Sea Shanty of Bog, a half-Vair, half-Manneskind young woman intent on killing the terrifying Second God to save her twin brother, has just rescued Immerlore of the Hvälesang Tribe. He is a terminally ill Nordlander far from home, and he has killed the terrifying Eighth God to buy himself more time. Gods store their immortality in their bone marrow, and he has something he really, really needs to live for.
This should be the easy part, because I’ve written this book’s middle and end. I’ve written their relationship in its later stages. I know where they end up, and how they got there. I’ve written them as lovers, their disagreements, their tenderest moments, and even the irreconcilable, unforgivable event horizon they’ll need a whole sequel to make it back from. But because my theme metamorphosed over the two-ish years I tinkered away on my first draft, I have to rework my entire beginning, and then fortify the rest so the throughline makes sense. Every draft gets better. But for me, at least, that talk after a memorable introduction is the hardest part.
My original idea to open this chapter was to have another character show up who is fully capable of single-handedly rescuing someone from a deep pit, no pulleys needed. He finds that his help is unneeded, but still wants credit for how easy it would have been to rescue Immerlore after he came all this way. It’s a very humorous beat that adds levity when the previous chapter is full of technical detail and pounding adrenaline, and establishes the clashing friction between the characters that endures throughout much of the novel’s middle stretch.
But Sea Shanty and Immerlore deserve more, in the sense that I need to establish them, early, as natural allies with great chemistry and complementary personalities. Sea Shanty is resolute but can be stubborn; Immerlore is pragmatic but distant. Sea Shanty is courageous but naive, Immerlore is clever but lacks eloquence. Sea Shanty’s destiny is divine, and Immerlore’s is cursed.
The crux of it, the very heart of everything, is this: to Sea Shanty, love means holding on, no matter what. To Immerlore, it means accepting the inevitability of letting go.
That’s the story. That’s it, that’s the book. And I need to trace it into this chapter like a gentle first kiss, a signature to be remembered later and melt into the resonance of the book’s aching final lines. This chapter will line up the shot, and another one, later in the story and already written, will land it.

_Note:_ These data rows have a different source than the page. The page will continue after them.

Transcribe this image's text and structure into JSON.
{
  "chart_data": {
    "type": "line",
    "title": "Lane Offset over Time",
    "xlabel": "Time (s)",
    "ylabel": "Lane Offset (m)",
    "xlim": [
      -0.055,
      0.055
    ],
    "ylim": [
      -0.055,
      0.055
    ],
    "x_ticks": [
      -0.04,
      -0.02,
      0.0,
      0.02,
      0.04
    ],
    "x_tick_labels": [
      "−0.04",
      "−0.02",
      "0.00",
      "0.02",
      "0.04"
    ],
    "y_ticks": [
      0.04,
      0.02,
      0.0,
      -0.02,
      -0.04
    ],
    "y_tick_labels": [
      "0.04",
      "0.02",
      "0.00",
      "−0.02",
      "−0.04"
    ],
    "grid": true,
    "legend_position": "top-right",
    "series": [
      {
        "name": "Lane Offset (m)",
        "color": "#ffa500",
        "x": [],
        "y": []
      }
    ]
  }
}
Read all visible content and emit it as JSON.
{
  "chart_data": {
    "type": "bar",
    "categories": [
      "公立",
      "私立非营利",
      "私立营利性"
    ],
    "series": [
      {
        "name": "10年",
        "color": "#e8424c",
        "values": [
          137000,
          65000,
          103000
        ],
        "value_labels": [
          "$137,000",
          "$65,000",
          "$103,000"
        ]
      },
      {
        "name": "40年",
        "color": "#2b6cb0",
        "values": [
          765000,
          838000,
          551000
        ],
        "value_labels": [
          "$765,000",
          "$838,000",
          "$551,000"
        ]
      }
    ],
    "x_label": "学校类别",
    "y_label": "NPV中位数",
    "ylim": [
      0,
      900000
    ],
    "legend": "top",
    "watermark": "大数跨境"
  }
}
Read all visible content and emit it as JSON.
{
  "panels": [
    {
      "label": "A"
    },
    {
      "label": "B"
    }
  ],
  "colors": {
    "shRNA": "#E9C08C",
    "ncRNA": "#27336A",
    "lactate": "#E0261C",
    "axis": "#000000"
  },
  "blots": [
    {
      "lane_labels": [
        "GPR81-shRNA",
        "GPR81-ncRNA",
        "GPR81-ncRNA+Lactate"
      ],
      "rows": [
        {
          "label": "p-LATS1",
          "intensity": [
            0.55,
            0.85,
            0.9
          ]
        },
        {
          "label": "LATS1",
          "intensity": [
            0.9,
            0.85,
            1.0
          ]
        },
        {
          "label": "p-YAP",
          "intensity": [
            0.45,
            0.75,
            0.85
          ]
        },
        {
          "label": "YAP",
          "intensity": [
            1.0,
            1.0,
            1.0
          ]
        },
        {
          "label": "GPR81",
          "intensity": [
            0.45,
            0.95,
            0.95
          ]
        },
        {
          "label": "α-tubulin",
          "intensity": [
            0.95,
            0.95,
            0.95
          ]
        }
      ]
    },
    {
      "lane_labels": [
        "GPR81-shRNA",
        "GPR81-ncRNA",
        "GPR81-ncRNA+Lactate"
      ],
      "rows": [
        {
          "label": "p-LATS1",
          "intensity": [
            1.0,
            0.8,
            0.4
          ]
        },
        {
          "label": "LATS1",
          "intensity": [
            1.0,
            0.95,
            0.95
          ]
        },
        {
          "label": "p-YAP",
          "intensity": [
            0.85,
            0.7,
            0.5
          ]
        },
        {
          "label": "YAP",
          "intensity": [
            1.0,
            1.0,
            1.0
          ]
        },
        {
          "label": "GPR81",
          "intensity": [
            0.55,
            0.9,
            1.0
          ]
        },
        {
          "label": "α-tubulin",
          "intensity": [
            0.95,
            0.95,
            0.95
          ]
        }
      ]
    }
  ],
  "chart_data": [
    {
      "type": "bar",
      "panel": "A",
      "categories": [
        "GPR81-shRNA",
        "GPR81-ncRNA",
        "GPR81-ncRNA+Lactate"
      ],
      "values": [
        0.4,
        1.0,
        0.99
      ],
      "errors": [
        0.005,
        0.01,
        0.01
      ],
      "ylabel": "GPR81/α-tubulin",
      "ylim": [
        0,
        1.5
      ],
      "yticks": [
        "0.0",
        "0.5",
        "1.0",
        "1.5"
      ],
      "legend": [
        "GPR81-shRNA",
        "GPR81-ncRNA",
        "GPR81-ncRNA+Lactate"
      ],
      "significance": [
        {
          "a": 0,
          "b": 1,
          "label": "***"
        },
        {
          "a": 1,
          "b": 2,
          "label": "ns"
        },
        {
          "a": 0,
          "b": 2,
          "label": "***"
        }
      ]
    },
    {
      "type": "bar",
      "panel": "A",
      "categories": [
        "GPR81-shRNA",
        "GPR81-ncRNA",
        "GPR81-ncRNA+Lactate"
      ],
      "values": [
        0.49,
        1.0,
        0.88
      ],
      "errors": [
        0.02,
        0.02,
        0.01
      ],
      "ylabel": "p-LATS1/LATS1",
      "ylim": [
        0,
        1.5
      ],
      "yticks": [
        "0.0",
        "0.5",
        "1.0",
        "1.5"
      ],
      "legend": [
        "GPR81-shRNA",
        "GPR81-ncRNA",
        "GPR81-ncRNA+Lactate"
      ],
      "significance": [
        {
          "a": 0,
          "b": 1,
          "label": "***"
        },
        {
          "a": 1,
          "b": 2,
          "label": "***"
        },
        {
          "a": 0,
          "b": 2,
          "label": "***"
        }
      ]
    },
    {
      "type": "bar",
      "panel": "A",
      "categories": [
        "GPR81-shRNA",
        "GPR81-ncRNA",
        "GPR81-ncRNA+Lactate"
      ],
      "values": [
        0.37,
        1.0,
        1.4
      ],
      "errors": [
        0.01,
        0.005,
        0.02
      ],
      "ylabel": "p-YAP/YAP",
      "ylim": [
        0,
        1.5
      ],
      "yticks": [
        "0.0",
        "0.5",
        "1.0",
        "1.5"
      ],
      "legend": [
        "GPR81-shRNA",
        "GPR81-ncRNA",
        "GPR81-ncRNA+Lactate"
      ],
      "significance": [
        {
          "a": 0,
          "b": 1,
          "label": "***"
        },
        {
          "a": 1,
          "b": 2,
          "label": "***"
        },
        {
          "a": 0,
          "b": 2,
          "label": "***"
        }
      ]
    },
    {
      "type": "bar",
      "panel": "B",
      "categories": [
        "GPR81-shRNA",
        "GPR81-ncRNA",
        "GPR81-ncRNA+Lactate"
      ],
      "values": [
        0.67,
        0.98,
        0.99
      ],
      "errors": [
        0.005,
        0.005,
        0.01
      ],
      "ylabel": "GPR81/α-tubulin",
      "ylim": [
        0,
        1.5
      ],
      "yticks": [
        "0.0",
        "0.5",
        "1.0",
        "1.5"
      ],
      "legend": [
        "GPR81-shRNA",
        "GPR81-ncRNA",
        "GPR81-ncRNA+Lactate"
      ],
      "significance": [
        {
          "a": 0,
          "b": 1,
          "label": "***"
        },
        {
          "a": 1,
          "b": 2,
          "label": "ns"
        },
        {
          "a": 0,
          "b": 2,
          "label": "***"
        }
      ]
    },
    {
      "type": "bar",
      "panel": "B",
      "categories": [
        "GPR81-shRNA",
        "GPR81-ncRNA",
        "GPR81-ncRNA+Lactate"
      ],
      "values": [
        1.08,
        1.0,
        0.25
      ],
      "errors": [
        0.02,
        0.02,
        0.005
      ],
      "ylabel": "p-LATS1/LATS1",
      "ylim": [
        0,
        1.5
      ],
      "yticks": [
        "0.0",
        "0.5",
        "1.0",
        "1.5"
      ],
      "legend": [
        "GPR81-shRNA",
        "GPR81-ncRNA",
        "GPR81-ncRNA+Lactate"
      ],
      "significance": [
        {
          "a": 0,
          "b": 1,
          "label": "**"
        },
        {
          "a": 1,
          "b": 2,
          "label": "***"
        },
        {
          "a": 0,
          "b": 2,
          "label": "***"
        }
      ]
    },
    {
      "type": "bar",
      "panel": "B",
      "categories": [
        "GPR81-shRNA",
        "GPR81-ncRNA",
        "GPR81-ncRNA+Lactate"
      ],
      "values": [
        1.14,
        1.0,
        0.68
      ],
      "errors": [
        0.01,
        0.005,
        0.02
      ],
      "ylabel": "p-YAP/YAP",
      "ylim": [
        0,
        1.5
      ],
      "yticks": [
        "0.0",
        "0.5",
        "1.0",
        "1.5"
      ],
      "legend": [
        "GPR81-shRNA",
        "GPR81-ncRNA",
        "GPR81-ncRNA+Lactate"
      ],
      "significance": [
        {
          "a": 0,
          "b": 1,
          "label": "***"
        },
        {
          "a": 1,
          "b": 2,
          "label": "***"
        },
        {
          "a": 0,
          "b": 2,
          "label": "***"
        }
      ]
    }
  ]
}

“Goodbye forever” is a bitter blow. What happens, then, when someone says “no?”
I’m working backwards, and speedwriting, and contemplating another energy drink even though it’s going on 1:00 in the morning. In relative safety and comfort, two characters have to decide, “hey, you’re someone I could enjoy getting to know”. They have to find each other endearing and smile at each other’s turns of phrase. They have to grow quickly (but believably) into speaking like old friends, because in a way neither of them remember, they actually are.
This has to be the first step to eventually holding on when letting go is the other, and ultimately rejected, option. It’s a load-bearing structure; if I fail it, it will fail me when it matters most.